While this doctrine has intuitive appeal, it is not without its criticisms. While the Anderson opinion rightly champions patients’ rights, physicians in “loss of chance” jurisdictions raise legitimate concerns. Subjecting physicians to liability under this standard is an imposition that no other professional organization subject to malpractice faces, payment for a loss in the likelihood of success. Such a departure from professional malpractice norms should be seriously considered before imposed. Particularly as physicians are faced with limitless options for testing and treatment, all of which may be reasonable, and for all of which another physician is willing to testify that he would have taken a different course of action. Further, many raise concerns about how loss of chance can be measured, and whether juries will be able to evaluate “likelihood” claims from experts to arrive at reasonable conclusions. There is also the effect of rising healthcare costs that often comes with an increase in liability expenses for healthcare providers.

But the Minnesota Supreme Court assures that these concerns are outweighed by adopting the loss of chance doctrine, which “will advance, not undermine, the fundamental purposes of tort law: deterrence and compensation.” There is an argument that these two justifications will not outweigh the concerns of the medical community. Aside from being offended at the notion that a physician needs a lawsuit as deterrence to responsibly treat a terminally ill patient, the issue with a deterrence justification is that most medical malpractice cases claim negligence in diagnosis. In such cases, the physician is unaware the patient is terminally ill and he has “immunity” to liability. Therefore, physicians argue that the deterrence mechanism is insufficient to warrant such an imposition and uncertainty on health law and the practice of medicine as a whole.

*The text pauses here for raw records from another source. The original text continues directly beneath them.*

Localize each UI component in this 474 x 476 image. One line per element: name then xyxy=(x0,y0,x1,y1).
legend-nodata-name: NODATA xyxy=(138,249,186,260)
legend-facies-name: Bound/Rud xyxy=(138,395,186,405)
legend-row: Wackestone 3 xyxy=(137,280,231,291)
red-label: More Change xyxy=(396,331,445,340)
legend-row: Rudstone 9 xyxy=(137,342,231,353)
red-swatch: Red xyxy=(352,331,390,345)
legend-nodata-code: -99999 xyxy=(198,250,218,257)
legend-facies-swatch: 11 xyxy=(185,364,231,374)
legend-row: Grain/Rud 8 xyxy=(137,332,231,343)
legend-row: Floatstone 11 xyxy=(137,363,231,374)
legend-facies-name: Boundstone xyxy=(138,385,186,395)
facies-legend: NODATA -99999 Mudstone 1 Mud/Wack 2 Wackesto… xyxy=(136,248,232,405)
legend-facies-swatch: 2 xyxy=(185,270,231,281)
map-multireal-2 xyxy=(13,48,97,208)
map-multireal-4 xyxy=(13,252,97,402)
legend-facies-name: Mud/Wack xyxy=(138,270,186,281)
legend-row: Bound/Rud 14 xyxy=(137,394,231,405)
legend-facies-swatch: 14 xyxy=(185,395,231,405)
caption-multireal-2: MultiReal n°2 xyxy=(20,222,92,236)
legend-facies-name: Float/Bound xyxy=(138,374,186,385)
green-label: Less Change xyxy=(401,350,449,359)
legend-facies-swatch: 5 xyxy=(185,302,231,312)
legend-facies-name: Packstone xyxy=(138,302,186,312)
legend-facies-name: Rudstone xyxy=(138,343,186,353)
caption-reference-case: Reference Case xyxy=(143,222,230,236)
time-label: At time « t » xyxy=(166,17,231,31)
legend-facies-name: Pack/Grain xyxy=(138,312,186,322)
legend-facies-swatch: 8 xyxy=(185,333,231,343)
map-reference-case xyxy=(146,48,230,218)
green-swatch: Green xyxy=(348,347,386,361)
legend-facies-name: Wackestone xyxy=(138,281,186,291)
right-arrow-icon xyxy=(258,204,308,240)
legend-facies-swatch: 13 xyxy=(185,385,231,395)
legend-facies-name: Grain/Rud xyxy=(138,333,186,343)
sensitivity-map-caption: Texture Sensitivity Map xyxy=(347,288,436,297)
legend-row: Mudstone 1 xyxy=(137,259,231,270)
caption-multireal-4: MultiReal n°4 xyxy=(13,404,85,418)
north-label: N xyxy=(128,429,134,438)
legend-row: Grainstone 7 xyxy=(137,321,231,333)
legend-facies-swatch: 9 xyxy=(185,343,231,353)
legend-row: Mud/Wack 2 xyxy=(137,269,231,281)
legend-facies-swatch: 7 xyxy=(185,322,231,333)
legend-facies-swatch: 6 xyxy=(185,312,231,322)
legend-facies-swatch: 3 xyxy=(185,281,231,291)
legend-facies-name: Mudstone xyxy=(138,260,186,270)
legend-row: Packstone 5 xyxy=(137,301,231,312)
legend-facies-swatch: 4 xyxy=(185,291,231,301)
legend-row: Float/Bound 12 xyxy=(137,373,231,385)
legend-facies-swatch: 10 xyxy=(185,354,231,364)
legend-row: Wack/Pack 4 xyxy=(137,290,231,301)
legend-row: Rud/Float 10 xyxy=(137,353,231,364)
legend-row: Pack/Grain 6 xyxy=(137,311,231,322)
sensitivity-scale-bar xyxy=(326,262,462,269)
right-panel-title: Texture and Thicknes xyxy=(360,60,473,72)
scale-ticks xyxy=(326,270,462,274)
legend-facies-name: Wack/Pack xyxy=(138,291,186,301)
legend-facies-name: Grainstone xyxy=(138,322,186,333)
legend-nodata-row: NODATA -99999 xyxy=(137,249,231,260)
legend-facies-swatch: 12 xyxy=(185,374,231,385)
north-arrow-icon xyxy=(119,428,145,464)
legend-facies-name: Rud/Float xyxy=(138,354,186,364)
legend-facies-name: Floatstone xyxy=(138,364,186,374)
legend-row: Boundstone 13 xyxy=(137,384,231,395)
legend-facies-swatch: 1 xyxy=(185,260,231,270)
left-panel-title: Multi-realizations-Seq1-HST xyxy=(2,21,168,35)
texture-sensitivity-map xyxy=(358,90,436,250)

Further, the “compensation” rationale does not sit well with many physicians who claim that compensating patients for injury and treatment that was likely to occur anyway will be a windfall for the patient at the expense of the healthcare system (the treatment and outcome for 40% likelihood of success is often the same as the treatment and outcome for 30% likelihood of success). The Dickhoff case was remanded back to the district court for further proceedings after determining that “loss of chance” was a legitimate cause of action. Further cases will show how the patients’ rights issues and the physicians concerns with this system will play out.

For further discussion of the “loss of chance” doctrine, see Tory A. Weigand, Loss of Chance in Medical Malpractice: The Need for Caution, 87 Mass. L. Rev. 3 (2002), reprinted here.